Of course, most people will. Most people spend most of what they get in terms of income. But some people save, and when they save, they want to put it in a safe place. They could put it into stocks and shares. They could put it into their commercial bank account, or, and this is incredibly common, they will entrust it to a pension fund.

Pension funds hold more money than anyone else in the UK. Over six trillion pounds of money is deposited in our pension funds. Now, pension funds have a diversified portfolio that they put their money into. Some they put into shares, some they put into property, some they hold in cash.

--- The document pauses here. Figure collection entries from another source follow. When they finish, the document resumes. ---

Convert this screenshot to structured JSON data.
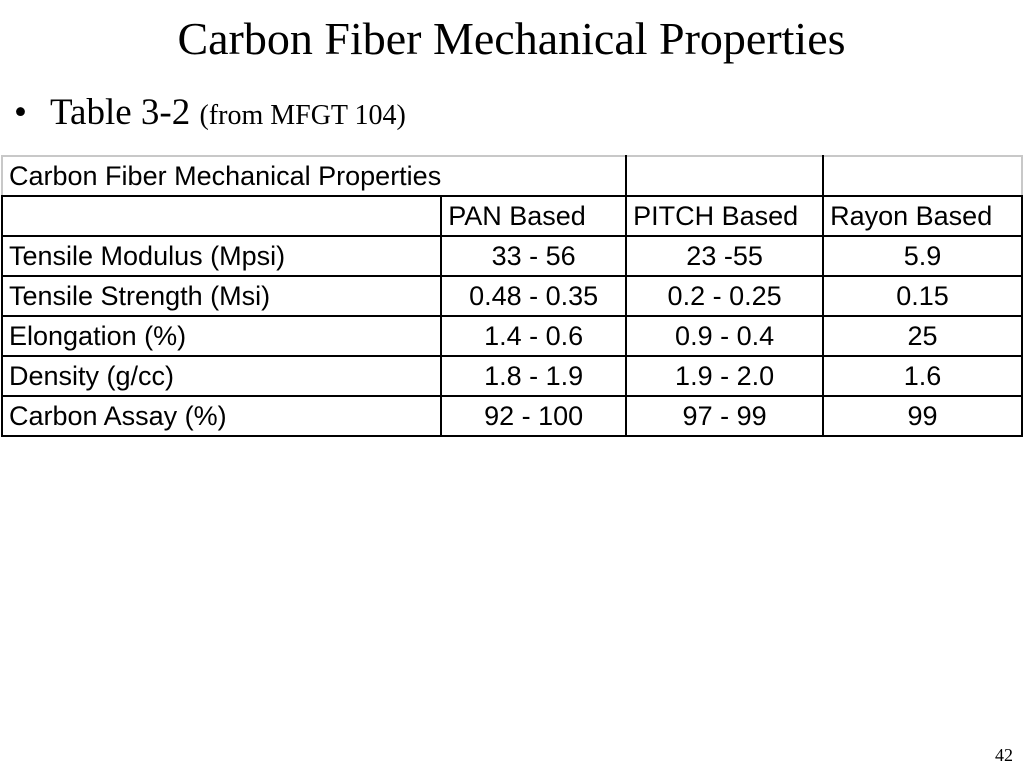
{
  "slide": {
    "title": "Carbon Fiber Mechanical Properties",
    "bullet_main": "Table 3-2",
    "bullet_small": "(from MFGT 104)",
    "page_number": "42"
  },
  "table": {
    "caption": "Carbon Fiber Mechanical Properties",
    "columns": [
      "",
      "PAN Based",
      "PITCH Based",
      "Rayon Based"
    ],
    "rows": [
      {
        "label": "Tensile Modulus (Mpsi)",
        "values": [
          "33 - 56",
          "23 -55",
          "5.9"
        ]
      },
      {
        "label": "Tensile Strength (Msi)",
        "values": [
          "0.48 - 0.35",
          "0.2 - 0.25",
          "0.15"
        ]
      },
      {
        "label": "Elongation (%)",
        "values": [
          "1.4 - 0.6",
          "0.9 - 0.4",
          "25"
        ]
      },
      {
        "label": "Density (g/cc)",
        "values": [
          "1.8 - 1.9",
          "1.9 - 2.0",
          "1.6"
        ]
      },
      {
        "label": "Carbon Assay (%)",
        "values": [
          "92 - 100",
          "97 - 99",
          "99"
        ]
      }
    ]
  }
}
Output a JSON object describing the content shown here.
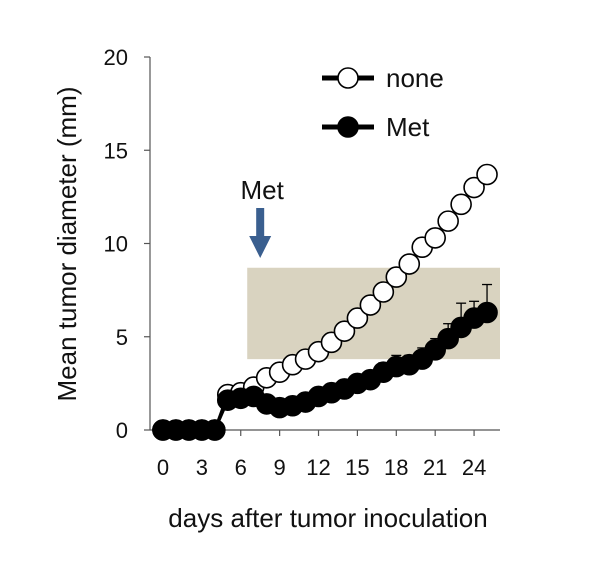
{
  "chart_data": {
    "type": "line",
    "title": "",
    "xlabel": "days after tumor inoculation",
    "ylabel": "Mean tumor diameter  (mm)",
    "xlim": [
      -1,
      26
    ],
    "ylim": [
      0,
      20
    ],
    "x_ticks": [
      0,
      3,
      6,
      9,
      12,
      15,
      18,
      21,
      24
    ],
    "y_ticks": [
      0,
      5,
      10,
      15,
      20
    ],
    "grid": false,
    "legend_position": "top-right",
    "series": [
      {
        "name": "none",
        "marker": "open-circle",
        "color": "#000000",
        "x": [
          0,
          1,
          2,
          3,
          4,
          5,
          6,
          7,
          8,
          9,
          10,
          11,
          12,
          13,
          14,
          15,
          16,
          17,
          18,
          19,
          20,
          21,
          22,
          23,
          24,
          25
        ],
        "y": [
          0,
          0,
          0,
          0,
          0,
          1.9,
          2.0,
          2.3,
          2.8,
          3.1,
          3.5,
          3.8,
          4.2,
          4.7,
          5.3,
          6.0,
          6.7,
          7.4,
          8.2,
          8.9,
          9.8,
          10.3,
          11.2,
          12.1,
          13.0,
          13.7
        ],
        "error": []
      },
      {
        "name": "Met",
        "marker": "filled-circle",
        "color": "#000000",
        "x": [
          0,
          1,
          2,
          3,
          4,
          5,
          6,
          7,
          8,
          9,
          10,
          11,
          12,
          13,
          14,
          15,
          16,
          17,
          18,
          19,
          20,
          21,
          22,
          23,
          24,
          25
        ],
        "y": [
          0,
          0,
          0,
          0,
          0,
          1.6,
          1.7,
          1.8,
          1.4,
          1.2,
          1.3,
          1.5,
          1.8,
          2.0,
          2.2,
          2.5,
          2.7,
          3.1,
          3.4,
          3.5,
          3.8,
          4.3,
          4.9,
          5.5,
          6.0,
          6.3
        ],
        "error": [
          0,
          0,
          0,
          0,
          0,
          0.2,
          0.2,
          0.2,
          0.2,
          0.2,
          0.2,
          0.2,
          0.2,
          0.3,
          0.3,
          0.3,
          0.3,
          0.5,
          0.6,
          0.5,
          0.6,
          0.6,
          0.8,
          1.3,
          0.9,
          1.5
        ]
      }
    ],
    "annotations": [
      {
        "text": "Met",
        "arrow_to_x": 7.5,
        "color": "#3a5f8f"
      }
    ],
    "highlight_region": {
      "x": [
        6.5,
        26
      ],
      "y": [
        3.8,
        8.7
      ],
      "color": "#d7d1bd"
    }
  }
}
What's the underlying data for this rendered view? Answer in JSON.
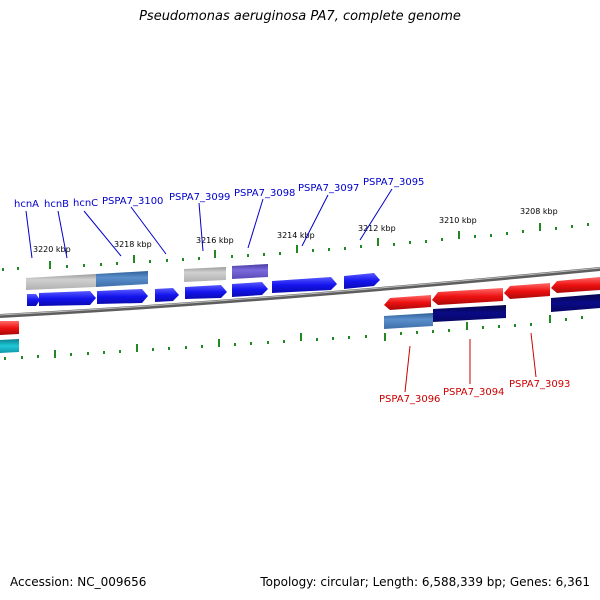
{
  "title": "Pseudomonas aeruginosa PA7, complete genome",
  "footer": {
    "accession": "Accession: NC_009656",
    "summary": "Topology: circular; Length: 6,588,339 bp; Genes: 6,361"
  },
  "colors": {
    "backbone": "#7a7a7a",
    "tick": "#228822",
    "forward_gene": "#1414ee",
    "reverse_gene": "#ee1111",
    "gray_feature": "#b8b8b8",
    "steel_feature": "#4a7fb8",
    "purple_feature": "#6a5acd",
    "navy_feature": "#0a0a80",
    "cyan_feature": "#16b8c8",
    "label_top": "#0000cc",
    "label_bottom": "#cc0000"
  },
  "ticks": [
    {
      "label": "3220 kbp"
    },
    {
      "label": "3218 kbp"
    },
    {
      "label": "3216 kbp"
    },
    {
      "label": "3214 kbp"
    },
    {
      "label": "3212 kbp"
    },
    {
      "label": "3210 kbp"
    },
    {
      "label": "3208 kbp"
    }
  ],
  "labels_top": [
    "hcnA",
    "hcnB",
    "hcnC",
    "PSPA7_3100",
    "PSPA7_3099",
    "PSPA7_3098",
    "PSPA7_3097",
    "PSPA7_3095"
  ],
  "labels_bottom": [
    "PSPA7_3096",
    "PSPA7_3094",
    "PSPA7_3093"
  ]
}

But quite a large part of the money that is held by pension funds also goes into government bonds.

Government bonds are quite simply savings accounts created by the government where somebody puts their money in on a certain date and is guaranteed to get a repayment 1 year later, 2 years later, 5 years later, 30 years later, up to 70 years later. All of those are possible. The point is that somebody wishes to place their money away securely, knowing that one day in the future, they will want it back.

And the person who is best able to guarantee repayment in the whole of the UK economy is the government. Why is that? Because the government can always create more money to make repayment and nobody else has that ability if it comes down to repayment of their own debt. Even a bank can't do that.

So, the government is the safest place to save, and that is precisely why pension funds, and also life assurance funds because they too have fixed commitments to make repayments in very many cases, will save significant sums with the government because of that guarantee that repayment can be made.

So, what are the sums deposited with the government that we call the national debt? Are they government borrowing?

Why would it have to borrow? Think about it. The government can create all the money that it needs whenever it wants by asking the Bank of England to create it. So why does it need to borrow from somebody other than the Bank of England, which is its own personal bank? It doesn't need to borrow from anybody else.

And we know that's true because the government did, of course, borrow from the Bank of England after the global financial crisis. That's what the quantitative easing process did. And it did it again during COVID, a total of £900 odd billion. So, it doesn't need to borrow from the City of London as a matter of fact. But it is quite willing to take the deposits from the City of London that they want to put somewhere very safe.

Our supposed national debt is then not a debt at all. It's actually a bank deposit account, in effect. The government is running a banking and savings system for the City of London, where it lets these people place their money with the government for safekeeping, guaranteeing that it will be returned at some fixed date in the future, with interest being paid in the meantime, admittedly at a lower rate than anybody else pays. But that's because there's no risk associated with this savings account.

So, let's stop all this nonsense about, “we are dependent upon the City to provide finance”. No, the City is dependent upon the government to provide it with a savings opportunity.

And why does the City need to save? The City needs to save because the government has created more money than it has claimed back through taxation.

In other words, this sum that returns to the government was created by government spending in the first place. The deposit that is saved with the government was, in fact, created by the government.

So, there is no crisis and never can be a crisis about government borrowing when the government is simply providing a safe place for deposit for those who are holding the money that the government has created until the time comes - if the time comes when the time comes, and it may never - that the government decides to tax that money back.

It's a very different view of how the economy works, but it has a great advantage. It's the truth.